Threads of confusion weave into the air around me. “Is she…not?”
“She is. Of course she is.” Malcolm plants his palms on his desk and rises, leaning toward me. “Ivy’s wonderful. I know that. She knows that. You aren’t supposed to know that.”
I have no idea what’s going on. “Am I not supposed to know that because he’s a little bit grumpy?”
“Little bit?” Malcolm whispers. “Where, pray tell, do you go about deciding he’s only a little bit grumpy?”
I deflate. I dunno, man. He doesn’t smile much, but he also doesn’t make me jump through hoops for him. He’s the definition of professional with me. I appreciate that. “Maybe I’m confusing grumpy with professional.”
Malcolm’s eye twitches.
For my own safety, I take half a step back. “What…?”
“The man I cannot get to wear appropriate business attire to the office ever is…professional to you?” He falls into his chair, leans back, and cages his mouth in his fingers. “Quick question.”
I shift my weight, bracing for his quick question.
“Do you like Ivy?”
“He’s a tolerable boss.”
Malcolm mouths the word tolerable, then says, “Am…I also a tolerable boss?”
I deadpan. “No.”
He sags. “What a relief.”
My lips pinch. “You don’t want to be tolerable?”
“Of course not.” He drops his hand from his face. “Tolerable is practically indifferent.
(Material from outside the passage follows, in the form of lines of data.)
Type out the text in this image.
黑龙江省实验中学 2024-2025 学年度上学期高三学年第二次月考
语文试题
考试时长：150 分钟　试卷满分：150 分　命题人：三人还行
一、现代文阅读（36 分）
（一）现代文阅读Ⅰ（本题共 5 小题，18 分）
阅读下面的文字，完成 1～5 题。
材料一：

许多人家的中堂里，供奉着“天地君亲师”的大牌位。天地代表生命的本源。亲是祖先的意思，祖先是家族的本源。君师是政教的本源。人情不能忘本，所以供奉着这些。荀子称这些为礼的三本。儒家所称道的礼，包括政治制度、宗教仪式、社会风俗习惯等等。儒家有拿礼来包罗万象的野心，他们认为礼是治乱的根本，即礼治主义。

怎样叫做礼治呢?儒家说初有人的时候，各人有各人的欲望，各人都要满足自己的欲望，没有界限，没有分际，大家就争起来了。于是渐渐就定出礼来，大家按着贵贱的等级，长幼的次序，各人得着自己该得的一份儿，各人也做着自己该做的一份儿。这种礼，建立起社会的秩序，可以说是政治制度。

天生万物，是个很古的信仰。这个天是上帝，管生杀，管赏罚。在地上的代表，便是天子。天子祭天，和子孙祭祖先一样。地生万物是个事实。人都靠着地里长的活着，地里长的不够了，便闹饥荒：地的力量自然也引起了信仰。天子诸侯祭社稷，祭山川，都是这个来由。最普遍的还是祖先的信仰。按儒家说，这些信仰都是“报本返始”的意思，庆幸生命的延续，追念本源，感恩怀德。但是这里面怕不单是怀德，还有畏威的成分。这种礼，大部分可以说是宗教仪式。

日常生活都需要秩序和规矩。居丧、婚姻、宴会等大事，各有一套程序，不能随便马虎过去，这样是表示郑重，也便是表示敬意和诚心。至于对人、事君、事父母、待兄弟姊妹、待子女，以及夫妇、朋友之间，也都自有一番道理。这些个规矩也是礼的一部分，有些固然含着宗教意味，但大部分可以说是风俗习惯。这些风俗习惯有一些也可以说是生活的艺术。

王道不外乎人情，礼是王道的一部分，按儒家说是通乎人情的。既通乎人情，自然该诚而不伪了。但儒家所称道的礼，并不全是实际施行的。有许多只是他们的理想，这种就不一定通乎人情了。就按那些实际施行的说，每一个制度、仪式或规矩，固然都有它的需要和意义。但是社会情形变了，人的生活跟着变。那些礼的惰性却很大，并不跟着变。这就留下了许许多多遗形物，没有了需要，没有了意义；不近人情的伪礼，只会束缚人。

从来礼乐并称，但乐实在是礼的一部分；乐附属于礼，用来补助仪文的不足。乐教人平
I’d loathe to be a point of indifference to you.”
Uh-huh… Interesting. Considering my singular goal in life is to maintain nothing less.
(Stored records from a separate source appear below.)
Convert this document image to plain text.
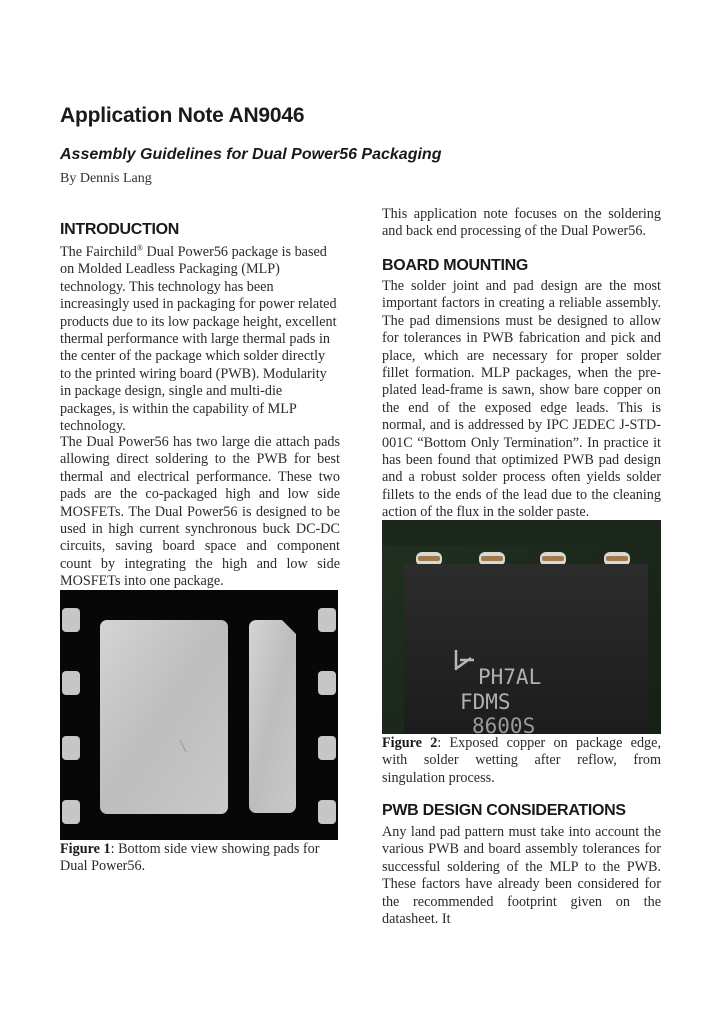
Application Note AN9046
Assembly Guidelines for Dual Power56 Packaging

By Dennis Lang

INTRODUCTION

The Fairchild® Dual Power56 package is based on Molded Leadless Packaging (MLP) technology. This technology has been increasingly used in packaging for power related products due to its low package height, excellent thermal performance with large thermal pads in the center of the package which solder directly to the printed wiring board (PWB). Modularity in package design, single and multi-die packages, is within the capability of MLP technology.

The Dual Power56 has two large die attach pads allowing direct soldering to the PWB for best thermal and electrical performance. These two pads are the co-packaged high and low side MOSFETs. The Dual Power56 is designed to be used in high current synchronous buck DC-DC circuits, saving board space and component count by integrating the high and low side MOSFETs into one package.

Figure 1: Bottom side view showing pads for Dual Power56.

This application note focuses on the soldering and back end processing of the Dual Power56.

BOARD MOUNTING

The solder joint and pad design are the most important factors in creating a reliable assembly. The pad dimensions must be designed to allow for tolerances in PWB fabrication and pick and place, which are necessary for proper solder fillet formation. MLP packages, when the pre-plated lead-frame is sawn, show bare copper on the end of the exposed edge leads. This is normal, and is addressed by IPC JEDEC J-STD-001C “Bottom Only Termination”. In practice it has been found that optimized PWB pad design and a robust solder process often yields solder fillets to the ends of the lead due to the cleaning action of the flux in the solder paste.

PH7AL
FDMS
8600S

Figure 2: Exposed copper on package edge, with solder wetting after reflow, from singulation process.

PWB DESIGN CONSIDERATIONS

Any land pad pattern must take into account the various PWB and board assembly tolerances for successful soldering of the MLP to the PWB. These factors have already been considered for the recommended footprint given on the datasheet. It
Indifferently, I check my notes. “Is there anything else for right now, sir?”
“Now you’re just being mean.”
“Sorry. Is there anything else for right now, crow?” I comment, drily.
His cold attention heats. “Very mean.” He waves a flippant hand. “No, dearest dove. I’ve no other games to play with you at the moment. A pity, I’m sure.”
Holding my tone on a taut leash, I drawl, “Massive shame.” I start heading back to my desk. “I’ll begin researching cello musicians and finalize the invitations with Iverson, then.”
“Wait.”
I stop, feet from the exit.
“Turn around.”
Despite the new dynamics sprouting between us, old habits die hard, and I face him.
Head cocked against the backrest of his chair, he takes me in, a certain despicable high wafting off him. “Go out with me this weekend. Tomorrow.”
“Tomorrow, I can’t.”
“Truly? What are you doing?”
“I shop and meal prep on Saturdays. It’s an all-day event.”
He perks.
Before he can speak, I say, “No, you can absolutely not be anywhere near me or my food while I’m preparing it.”
Sad puppy returns, a mournful edge to his voice as he mutters, “Sunday, then?”
Unfortunately, I am free. “What do you want to do?”
He refuses to tell me, or let me leave, until I agree to let him pick me up at two.